I think we can just delay the destructor call.

diff --git a/Zend/tests/gh16464.phpt b/Zend/tests/gh16464.phpt
new file mode 100644
index 0000000000..75f34fc250
--- /dev/null
+++ b/Zend/tests/gh16464.phpt
@@ -0,0 +1,29 @@
+--TEST--
+Use-after-free in SplDoublyLinkedList::offsetSet() when modifying list in destructor of overwritten object
+--FILE--
+<?php
+
+class C {
+    public $a;
+
+    function __destruct() {
+        global $list;
+        var_dump($list->pop());
+    }
+}
+
+$list = new SplDoublyLinkedList;
+$list->add(0, new C);
+$list[0] = 42;
+var_dump($list);
+
+?>
+--EXPECTF--
+int(42)
+object(SplDoublyLinkedList)#%d (2) {
+  ["flags":"SplDoublyLinkedList":private]=>
+  int(0)
+  ["dllist":"SplDoublyLinkedList":private]=>
+  array(0) {
+  }
+}
diff --git a/ext/spl/spl_dllist.c b/ext/spl/spl_dllist.c
index 186b9a34c7..6592efc4e5 100644
--- a/ext/spl/spl_dllist.c
+++ b/ext/spl/spl_dllist.c
@@ -737,8 +737,10 @@ PHP_METHOD(SplDoublyLinkedList, offsetSet)
        if (element != NULL) {
            /* the element is replaced, delref the old one as in
             * SplDoublyLinkedList::pop() */
-           zval_ptr_dtor(&element->data);
+           zval garbage;
+           ZVAL_COPY_VALUE(&garbage, &element->data);
            ZVAL_COPY(&element->data, value);
+           zval_ptr_dtor(&garbage);
        } else {
            zval_ptr_dtor(value);
            zend_argument_error(spl_ce_OutOfRangeException, 1, "is an invalid offset");

[nielsdos]

I hadn't yet looked at the implementation.
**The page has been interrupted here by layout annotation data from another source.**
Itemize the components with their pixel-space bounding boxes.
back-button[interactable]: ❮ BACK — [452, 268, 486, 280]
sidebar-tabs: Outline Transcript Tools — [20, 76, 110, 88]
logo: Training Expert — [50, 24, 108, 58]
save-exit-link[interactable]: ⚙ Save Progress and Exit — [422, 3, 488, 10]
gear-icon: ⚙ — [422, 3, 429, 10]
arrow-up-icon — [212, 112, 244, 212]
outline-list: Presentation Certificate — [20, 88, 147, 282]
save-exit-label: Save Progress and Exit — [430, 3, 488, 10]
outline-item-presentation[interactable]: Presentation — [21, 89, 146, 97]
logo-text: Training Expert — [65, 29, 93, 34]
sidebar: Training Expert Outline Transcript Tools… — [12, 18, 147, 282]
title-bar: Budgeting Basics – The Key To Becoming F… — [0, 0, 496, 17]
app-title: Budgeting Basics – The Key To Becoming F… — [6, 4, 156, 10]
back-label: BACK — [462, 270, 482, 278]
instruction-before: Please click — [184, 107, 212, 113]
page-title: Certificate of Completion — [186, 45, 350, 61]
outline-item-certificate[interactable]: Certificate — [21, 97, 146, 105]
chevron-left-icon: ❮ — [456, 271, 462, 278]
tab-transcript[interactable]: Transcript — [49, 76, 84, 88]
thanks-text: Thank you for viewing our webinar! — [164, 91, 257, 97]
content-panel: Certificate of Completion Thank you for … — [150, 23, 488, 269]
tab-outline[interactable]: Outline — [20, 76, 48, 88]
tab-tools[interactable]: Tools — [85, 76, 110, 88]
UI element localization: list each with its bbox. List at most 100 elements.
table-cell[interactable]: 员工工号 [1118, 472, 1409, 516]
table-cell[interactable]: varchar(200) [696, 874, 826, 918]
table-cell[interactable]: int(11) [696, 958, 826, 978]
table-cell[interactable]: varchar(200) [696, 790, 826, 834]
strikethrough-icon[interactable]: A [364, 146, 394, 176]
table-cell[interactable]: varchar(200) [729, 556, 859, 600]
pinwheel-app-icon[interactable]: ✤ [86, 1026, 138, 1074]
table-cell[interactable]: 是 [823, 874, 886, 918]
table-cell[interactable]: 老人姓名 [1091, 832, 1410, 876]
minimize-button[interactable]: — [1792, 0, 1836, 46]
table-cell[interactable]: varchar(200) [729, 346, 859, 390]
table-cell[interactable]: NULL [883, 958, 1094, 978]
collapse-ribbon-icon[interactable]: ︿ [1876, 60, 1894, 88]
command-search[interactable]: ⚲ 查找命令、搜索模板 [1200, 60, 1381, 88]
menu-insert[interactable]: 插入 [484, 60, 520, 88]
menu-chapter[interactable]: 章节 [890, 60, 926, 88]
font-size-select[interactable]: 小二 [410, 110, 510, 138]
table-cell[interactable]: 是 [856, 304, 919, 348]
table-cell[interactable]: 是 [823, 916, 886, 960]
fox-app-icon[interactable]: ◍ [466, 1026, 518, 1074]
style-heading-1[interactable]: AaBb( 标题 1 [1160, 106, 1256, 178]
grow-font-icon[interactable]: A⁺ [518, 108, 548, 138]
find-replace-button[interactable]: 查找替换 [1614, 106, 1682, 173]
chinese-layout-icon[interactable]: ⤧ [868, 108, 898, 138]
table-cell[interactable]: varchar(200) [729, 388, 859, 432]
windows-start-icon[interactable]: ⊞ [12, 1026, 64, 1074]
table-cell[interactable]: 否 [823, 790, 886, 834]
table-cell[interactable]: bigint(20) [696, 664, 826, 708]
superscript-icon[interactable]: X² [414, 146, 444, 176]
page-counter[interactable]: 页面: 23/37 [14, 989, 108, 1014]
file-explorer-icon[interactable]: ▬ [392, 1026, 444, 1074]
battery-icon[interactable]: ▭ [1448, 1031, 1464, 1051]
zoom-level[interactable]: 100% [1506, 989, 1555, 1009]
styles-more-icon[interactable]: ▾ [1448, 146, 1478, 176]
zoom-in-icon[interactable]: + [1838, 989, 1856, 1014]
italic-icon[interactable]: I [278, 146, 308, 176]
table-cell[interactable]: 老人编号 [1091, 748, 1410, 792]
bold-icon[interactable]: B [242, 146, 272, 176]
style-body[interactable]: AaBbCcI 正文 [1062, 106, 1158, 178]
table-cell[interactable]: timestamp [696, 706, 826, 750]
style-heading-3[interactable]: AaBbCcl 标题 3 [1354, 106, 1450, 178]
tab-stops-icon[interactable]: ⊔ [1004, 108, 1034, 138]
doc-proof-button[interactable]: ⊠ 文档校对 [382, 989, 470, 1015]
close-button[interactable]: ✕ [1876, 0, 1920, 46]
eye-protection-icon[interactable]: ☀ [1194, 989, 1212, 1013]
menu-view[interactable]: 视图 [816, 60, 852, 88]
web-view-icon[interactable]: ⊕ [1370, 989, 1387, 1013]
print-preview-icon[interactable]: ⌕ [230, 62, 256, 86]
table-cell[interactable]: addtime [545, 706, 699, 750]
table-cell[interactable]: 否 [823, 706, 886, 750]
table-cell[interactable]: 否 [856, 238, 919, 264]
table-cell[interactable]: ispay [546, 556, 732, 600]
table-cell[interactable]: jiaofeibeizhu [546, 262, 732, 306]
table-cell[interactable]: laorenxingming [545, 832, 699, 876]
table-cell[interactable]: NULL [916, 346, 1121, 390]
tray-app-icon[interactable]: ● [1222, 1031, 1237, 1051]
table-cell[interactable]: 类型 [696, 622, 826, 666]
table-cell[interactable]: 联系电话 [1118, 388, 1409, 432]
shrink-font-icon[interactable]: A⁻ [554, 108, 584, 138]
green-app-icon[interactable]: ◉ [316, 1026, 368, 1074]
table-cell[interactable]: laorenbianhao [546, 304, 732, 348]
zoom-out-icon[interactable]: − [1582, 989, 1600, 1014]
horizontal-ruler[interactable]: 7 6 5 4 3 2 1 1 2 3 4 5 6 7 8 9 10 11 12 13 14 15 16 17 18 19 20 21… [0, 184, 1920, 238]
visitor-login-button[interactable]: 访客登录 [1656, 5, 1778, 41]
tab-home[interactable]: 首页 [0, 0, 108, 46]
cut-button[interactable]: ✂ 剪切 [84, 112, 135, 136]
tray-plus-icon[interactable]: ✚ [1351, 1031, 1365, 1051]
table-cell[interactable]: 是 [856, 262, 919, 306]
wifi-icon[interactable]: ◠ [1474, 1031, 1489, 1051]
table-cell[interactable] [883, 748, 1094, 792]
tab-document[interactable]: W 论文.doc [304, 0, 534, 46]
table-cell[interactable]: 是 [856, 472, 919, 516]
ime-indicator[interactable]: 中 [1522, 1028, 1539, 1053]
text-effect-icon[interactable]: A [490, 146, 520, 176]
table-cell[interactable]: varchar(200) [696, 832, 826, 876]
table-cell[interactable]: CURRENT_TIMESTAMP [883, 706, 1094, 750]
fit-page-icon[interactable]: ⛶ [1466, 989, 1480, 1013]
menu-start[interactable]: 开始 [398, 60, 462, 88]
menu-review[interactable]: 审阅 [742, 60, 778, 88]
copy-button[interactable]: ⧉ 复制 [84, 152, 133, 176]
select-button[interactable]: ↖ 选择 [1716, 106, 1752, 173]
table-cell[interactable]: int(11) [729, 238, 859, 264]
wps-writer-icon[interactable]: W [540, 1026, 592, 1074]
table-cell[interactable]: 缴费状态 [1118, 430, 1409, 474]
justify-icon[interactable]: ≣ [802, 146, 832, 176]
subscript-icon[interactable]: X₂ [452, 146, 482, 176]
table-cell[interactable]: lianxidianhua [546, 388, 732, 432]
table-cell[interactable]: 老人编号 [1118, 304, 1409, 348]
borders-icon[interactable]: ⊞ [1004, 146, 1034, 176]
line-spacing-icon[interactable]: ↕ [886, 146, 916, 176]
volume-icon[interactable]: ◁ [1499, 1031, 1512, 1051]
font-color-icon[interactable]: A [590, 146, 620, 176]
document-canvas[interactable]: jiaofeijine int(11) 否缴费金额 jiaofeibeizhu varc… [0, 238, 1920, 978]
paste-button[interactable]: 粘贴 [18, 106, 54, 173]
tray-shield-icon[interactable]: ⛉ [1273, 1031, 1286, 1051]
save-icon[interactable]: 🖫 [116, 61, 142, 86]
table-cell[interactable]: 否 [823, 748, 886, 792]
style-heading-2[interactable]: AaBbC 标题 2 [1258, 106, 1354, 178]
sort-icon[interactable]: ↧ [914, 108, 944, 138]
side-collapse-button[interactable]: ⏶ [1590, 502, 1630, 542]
Indeed that's easier and looks right. The fix you propose can't apply to the min/maxheap though because there we can modify during element comparison, but that's not the case here.

[iluuu1994]

Indeed, this only works here because we may fully delay the destructor, and there are no other possible side-effects. I'll open a PR.